Davvero il consumo di alcol non è un problema per la salute?

La proposta di etichettare vino e liquori come le sigarette ha scatenato vistose polemiche in Italia, ma i rischi ci sono e riguardano soprattutto giovani e anziani

Un bicchiere di vino al giorno fa bene al cuore. Questa è senza dubbio la frase più gettonata che ci si sente ripetere in famiglia e tra amici e che dona all'alcol un'aura salutista. A donare eco a questa affermazione di recente c'è stato anche Antonio Tajani, esponente di Forza Italia e ministro degli Affari esteri in una delle tante dichiarazioni a commento della norma irlandese che intende apporre sulle etichette degli alcolici avvertenze che ricalcano il modello di quelle su tabacco e sigarette. Con l'alcolismo ampiamente diffuso tra la popolazione, Dublino tenta questa carta per informare cittadini e proteggerli dagli abusi.

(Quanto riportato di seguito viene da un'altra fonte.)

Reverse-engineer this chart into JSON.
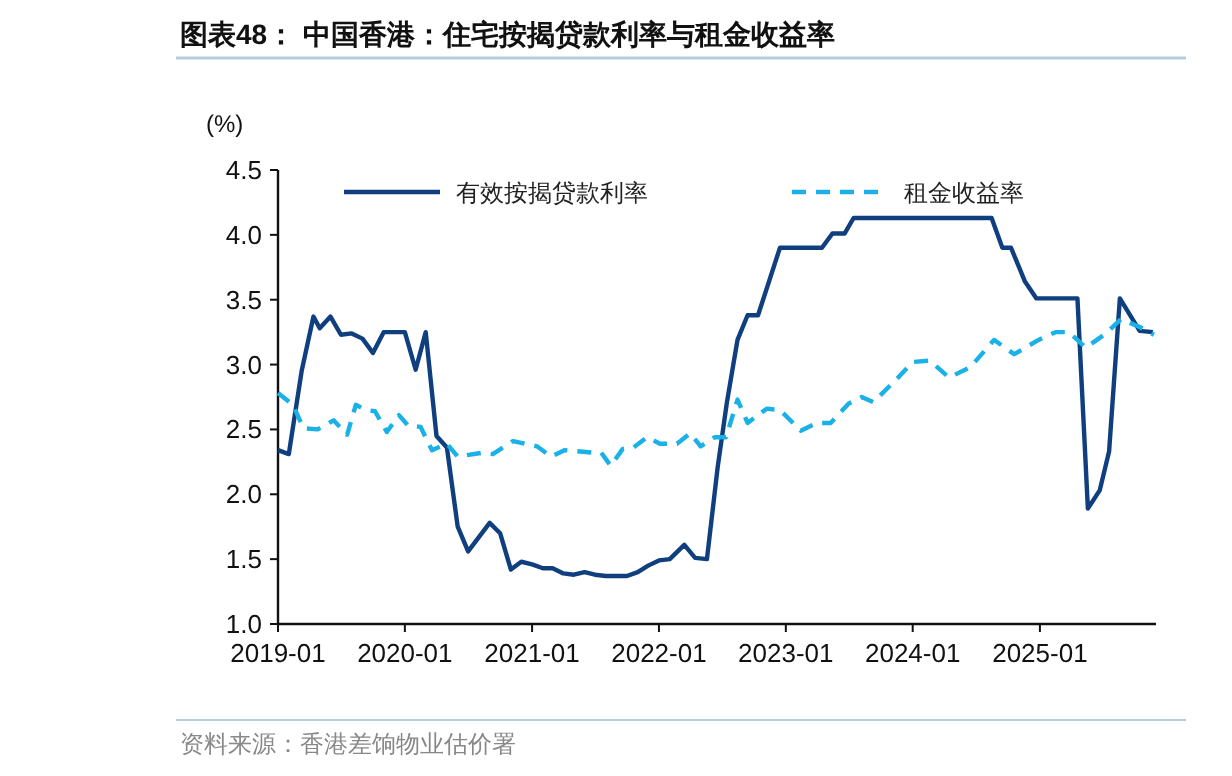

Basterà? Ce lo diranno i dati dei prossimi anni, di sicuro la norma ha generato un terremoto a Bruxelles, dopo il lasciapassare concesso dalla Commissione europea all'iniziativa. Da quel momento si sta giocando una delle battaglie più intense per il nostro Paese in ambito agroalimentare. Il ministro dell'Agricoltura Francesco Lollobrigida ha promesso di impegnarsi a 360 gradi, coinvolgendo anche il suo omologo alla Salute Orazio Schillaci, al fine di creare un fronte comune per contrastare qualsiasi etichettatura "discriminatoria" nei confronti degli alcolici. Ha speso citazioni di Hemingway e sulle nozze di Cana pur di difendere l'export italiano. I paladini della vigna appartengono a dire il vero a tutti gli schieramenti, ma bisognerà evitare di perdere in credibilità pur di difendere un prodotto nobile e generoso per il palato, ma non privo di rischi quando associato ad eccessi, cattive abitudini o semplicemente incompatibile con l'anagrafe.

I "meriti" del vino

Principe dell'export, protagonista di riconoscimenti internazionali e di etichette che valorizzano i meriti dei territori e del "saper fare" nostrano, il vino italiano dopo lo scandalo dell'etanolo degli anni '80 ha totalmente virato rotta fino a diventare "eccellenza" e fiore all'occhiello del Belpaese. I produttori temono adesso che il fatturato generato dal settore possa essere messo in crisi da avvertenze definite "terroristiche". Italia, Francia e Spagna si sono mosse all'unisono per contrastare il via libera dell'esecutivo europeo, terrorizzate all'idea che questo sia solo un cavallo di Troia per approvare una normativa comune capace di imporre tali etichette a tutti gli Stati membri. Altro timore è che la norma irlandese frammenti il mercato unico, impedendo l'esportazione di prodotti privi di queste etichette nei Paesi che decidano di adottarle. Uno sgambetto ai produttori principali, tra cui l'Italia.

Alcol nelle scuole

Da qui è partita la battaglia per difendere la "cultura del vino", da diffondere persino nelle scuole, come ha suggerito il ministro della salute Orazio Schillaci. L'idea ha scatenato le reazioni di vari scienziati, tra cui il dottor Gianni Testino, presidente della Società italiana di alcologia, specializzata nello studio delle conseguenze sulla salute di vino, birre e distillati. "Una iniziativa in buona fede nel tentativo di promuovere l'economia del nostro Paese", ha sottolineato Testino in una lettera indirizzata al capo del dicastero, ricordando però che istituzioni scientifiche internazionali e l'Organizzazione mondiale della sanità (Oms) reputano l'alcol un potenziale pericolo per la salute pubblica. "L'etanolo contenuto in tutte le bevande alcoliche è tossico, cancerogeno, teratogeno ed una droga che favorisce dipendenza in quanto sostanza psicoattiva", ha stigmatizzato l'esperto, sottolineando che "di tale tipo di sostanza non è pertanto etico promuoverne un consumo consapevole fra i giovani". Il medico ha poi evidenziato che è "la seconda causa di morte oncologica dopo il fumo di sigaretta" e che favorisce oltre 200 patologie differenti, come l'ipertensione arteriosa e le aritmie, il cui rischio relativo aumenterebbe già con bassissimi dosaggi.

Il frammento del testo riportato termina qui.